I use tweezers more than any other tool in my kit, and I have 5 or 6 pair.

You can reach Jonas at: www.Bonsaitonight.com.
My teacher won't let us pull needles. We cut needles, to promote needle buds. Pulling needles pulls also the dormant bud in between them?
 
My teacher won't let us pull needles. We cut needles, to promote needle buds. Pulling needles pulls also the dormant bud in between them?
Yes, it does. But, for the most part, I don’t want needle buds. If fact, I pulled many pairs of needles where I could see a bud in between them.

If, however, I did need backbudding in between internodes where I did have needles, then I would keep the needles. That is on rougher stock that more in the development stage. This tree is in refinement, where I have lots of little twigs. Many even too many!

So, different techniques are applied to trees in different stages of development.
 
I’ll wait a couple weeks before I wire it. The needles are still a little soft.
That's an intimacy not all share the luxury of having such experience in the brain...
between the hands and the eyes. I wish I could say I share the same, I do not.

@Adair M you recently mentioned we wait till December to work on our JBP
and I assume by then all needles will be completely hardened off.
Is this BP one that is going to show, or just used as an example in your class, or
are you getting a head start on all your trees, now that you're probably done with your WP?
 
That's an intimacy not all share the luxury of having such experience in the brain...
between the hands and the eyes. I wish I could say I share the same, I do not.

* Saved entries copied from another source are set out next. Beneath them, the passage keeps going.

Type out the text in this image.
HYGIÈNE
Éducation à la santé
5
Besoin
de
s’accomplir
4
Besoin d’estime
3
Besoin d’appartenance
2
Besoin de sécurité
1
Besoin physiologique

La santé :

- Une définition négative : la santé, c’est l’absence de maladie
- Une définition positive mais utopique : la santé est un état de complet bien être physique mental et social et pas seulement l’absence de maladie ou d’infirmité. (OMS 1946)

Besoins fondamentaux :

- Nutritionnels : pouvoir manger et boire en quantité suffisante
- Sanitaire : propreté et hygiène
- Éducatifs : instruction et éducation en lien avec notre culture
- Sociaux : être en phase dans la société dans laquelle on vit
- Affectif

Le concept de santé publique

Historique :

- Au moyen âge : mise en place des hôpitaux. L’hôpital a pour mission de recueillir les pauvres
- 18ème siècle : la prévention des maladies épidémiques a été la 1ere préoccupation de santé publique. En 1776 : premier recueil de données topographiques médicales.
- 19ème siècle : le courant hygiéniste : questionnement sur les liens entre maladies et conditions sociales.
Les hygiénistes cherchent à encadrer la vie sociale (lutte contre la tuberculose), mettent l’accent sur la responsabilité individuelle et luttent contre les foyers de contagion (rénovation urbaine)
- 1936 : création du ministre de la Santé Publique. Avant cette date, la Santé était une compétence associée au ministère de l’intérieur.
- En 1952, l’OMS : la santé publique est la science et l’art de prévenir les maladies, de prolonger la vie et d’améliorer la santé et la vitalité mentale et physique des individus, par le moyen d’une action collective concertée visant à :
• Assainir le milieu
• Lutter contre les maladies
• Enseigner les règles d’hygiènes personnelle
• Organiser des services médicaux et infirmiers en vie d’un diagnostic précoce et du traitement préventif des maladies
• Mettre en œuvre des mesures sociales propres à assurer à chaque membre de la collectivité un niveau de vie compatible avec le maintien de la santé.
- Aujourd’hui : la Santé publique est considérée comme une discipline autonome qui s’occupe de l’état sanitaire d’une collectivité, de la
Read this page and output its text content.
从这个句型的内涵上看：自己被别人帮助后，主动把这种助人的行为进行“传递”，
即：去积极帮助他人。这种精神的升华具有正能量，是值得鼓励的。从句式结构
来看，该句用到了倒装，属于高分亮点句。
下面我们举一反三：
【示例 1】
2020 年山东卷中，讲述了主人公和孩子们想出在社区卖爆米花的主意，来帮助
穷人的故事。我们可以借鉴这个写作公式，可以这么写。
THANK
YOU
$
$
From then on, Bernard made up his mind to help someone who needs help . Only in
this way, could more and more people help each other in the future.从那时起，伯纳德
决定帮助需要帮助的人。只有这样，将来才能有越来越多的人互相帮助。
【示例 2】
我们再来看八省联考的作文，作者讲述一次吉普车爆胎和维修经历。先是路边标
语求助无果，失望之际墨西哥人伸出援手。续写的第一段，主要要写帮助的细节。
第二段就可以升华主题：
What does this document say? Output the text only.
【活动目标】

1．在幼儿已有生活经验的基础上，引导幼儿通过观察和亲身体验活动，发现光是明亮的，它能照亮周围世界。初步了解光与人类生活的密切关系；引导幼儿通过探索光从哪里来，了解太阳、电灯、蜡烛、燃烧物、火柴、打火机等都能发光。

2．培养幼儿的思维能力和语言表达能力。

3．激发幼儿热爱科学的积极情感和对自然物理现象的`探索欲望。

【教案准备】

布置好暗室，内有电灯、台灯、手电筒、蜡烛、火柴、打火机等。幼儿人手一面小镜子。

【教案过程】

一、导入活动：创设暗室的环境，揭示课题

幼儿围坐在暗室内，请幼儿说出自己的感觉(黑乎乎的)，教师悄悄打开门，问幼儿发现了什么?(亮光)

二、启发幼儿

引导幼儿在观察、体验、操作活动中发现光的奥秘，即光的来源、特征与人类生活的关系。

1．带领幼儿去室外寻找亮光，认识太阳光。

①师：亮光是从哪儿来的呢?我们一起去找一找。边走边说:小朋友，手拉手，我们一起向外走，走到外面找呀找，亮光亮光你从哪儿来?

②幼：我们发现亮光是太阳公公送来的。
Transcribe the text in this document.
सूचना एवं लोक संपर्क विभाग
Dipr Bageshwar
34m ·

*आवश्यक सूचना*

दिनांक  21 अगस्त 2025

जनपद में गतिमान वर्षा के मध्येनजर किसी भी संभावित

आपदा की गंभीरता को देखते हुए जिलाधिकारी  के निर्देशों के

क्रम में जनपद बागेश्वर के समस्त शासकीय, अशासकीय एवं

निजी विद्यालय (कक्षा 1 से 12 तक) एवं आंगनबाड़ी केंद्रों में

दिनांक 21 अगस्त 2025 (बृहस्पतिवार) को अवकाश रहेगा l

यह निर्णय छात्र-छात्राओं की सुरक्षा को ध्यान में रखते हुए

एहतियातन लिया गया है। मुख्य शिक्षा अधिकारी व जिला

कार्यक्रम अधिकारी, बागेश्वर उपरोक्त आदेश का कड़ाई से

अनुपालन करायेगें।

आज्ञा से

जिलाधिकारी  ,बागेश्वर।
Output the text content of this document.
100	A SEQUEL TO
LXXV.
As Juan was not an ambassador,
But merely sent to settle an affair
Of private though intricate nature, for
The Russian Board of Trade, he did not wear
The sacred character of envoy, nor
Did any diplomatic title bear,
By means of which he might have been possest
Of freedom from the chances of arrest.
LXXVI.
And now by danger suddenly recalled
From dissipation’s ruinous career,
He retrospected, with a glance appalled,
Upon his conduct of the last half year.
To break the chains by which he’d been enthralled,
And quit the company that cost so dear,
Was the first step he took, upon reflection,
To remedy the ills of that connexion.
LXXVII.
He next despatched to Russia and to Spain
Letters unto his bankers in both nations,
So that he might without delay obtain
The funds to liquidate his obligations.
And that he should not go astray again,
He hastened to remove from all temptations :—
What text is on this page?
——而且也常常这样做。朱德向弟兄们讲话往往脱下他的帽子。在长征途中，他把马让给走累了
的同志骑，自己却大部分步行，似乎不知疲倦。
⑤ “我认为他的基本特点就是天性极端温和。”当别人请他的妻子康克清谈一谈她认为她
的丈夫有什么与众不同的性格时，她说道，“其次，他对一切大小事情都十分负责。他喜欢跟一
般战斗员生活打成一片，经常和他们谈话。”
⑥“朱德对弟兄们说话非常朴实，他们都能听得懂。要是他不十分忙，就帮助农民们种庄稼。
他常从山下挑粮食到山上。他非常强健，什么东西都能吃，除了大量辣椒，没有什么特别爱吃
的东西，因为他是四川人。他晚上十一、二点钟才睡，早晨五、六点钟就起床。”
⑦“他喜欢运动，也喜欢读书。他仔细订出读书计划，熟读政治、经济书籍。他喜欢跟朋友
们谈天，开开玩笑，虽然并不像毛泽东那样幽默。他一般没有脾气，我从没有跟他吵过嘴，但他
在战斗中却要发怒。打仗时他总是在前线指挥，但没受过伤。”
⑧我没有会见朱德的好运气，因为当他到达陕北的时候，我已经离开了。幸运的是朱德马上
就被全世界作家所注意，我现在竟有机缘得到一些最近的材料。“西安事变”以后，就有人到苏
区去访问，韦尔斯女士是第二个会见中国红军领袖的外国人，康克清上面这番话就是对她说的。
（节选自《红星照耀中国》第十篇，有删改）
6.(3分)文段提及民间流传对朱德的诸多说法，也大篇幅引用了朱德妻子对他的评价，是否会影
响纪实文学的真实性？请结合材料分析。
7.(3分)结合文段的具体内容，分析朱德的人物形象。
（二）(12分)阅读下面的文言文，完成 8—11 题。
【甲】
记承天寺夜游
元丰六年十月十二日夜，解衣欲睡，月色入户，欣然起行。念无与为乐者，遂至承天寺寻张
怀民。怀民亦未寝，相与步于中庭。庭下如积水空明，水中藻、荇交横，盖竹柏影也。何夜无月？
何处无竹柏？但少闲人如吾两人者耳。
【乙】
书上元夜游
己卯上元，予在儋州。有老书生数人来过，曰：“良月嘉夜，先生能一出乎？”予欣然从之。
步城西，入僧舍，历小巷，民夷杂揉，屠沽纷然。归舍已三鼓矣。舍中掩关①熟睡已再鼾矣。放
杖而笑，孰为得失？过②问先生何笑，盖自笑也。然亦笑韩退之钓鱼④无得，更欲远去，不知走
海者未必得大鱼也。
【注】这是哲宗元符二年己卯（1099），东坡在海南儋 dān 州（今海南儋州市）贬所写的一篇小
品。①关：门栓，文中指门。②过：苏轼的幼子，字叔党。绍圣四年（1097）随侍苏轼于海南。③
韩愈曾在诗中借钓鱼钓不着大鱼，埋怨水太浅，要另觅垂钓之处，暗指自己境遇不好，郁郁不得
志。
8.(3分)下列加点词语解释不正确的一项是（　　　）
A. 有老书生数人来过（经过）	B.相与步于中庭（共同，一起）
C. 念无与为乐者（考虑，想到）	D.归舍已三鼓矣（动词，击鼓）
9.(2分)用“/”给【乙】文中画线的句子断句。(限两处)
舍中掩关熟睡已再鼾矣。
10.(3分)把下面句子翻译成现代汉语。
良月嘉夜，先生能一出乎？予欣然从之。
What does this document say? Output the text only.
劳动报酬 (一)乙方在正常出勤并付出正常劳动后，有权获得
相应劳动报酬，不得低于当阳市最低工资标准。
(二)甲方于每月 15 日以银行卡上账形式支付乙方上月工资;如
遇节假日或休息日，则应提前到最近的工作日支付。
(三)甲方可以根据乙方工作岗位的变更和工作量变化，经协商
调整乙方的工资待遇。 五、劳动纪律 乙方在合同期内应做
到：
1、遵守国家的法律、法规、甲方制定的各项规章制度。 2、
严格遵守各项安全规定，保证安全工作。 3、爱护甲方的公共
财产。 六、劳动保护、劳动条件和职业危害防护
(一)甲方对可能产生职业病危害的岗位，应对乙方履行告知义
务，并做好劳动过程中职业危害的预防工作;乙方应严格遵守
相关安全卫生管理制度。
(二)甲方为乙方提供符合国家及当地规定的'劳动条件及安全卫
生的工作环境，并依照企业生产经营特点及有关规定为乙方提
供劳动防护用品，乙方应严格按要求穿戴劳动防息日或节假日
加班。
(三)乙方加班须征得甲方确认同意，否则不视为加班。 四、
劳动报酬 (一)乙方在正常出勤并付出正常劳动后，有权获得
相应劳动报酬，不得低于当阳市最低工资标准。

@Adair M you recently mentioned we wait till December to work on our JBP
and I assume by then all needles will be completely hardened off.
Is this BP one that is going to show, or just used as an example in your class, or
are you getting a head start on all your trees, now that you're probably done with your WP?
Yes, I gave a class, and used it as an demonstration. I was able to get a little of the crown done, but that was it. Once I got it home, I couldn’t stand seeing it just partially cleaned, so I finished pulling needles. Wiring would make me have to move them around some more, and I can wait a couple weeks. We’re supposed to have temperatures in the thirties later this week! That will cause the pines to harden off!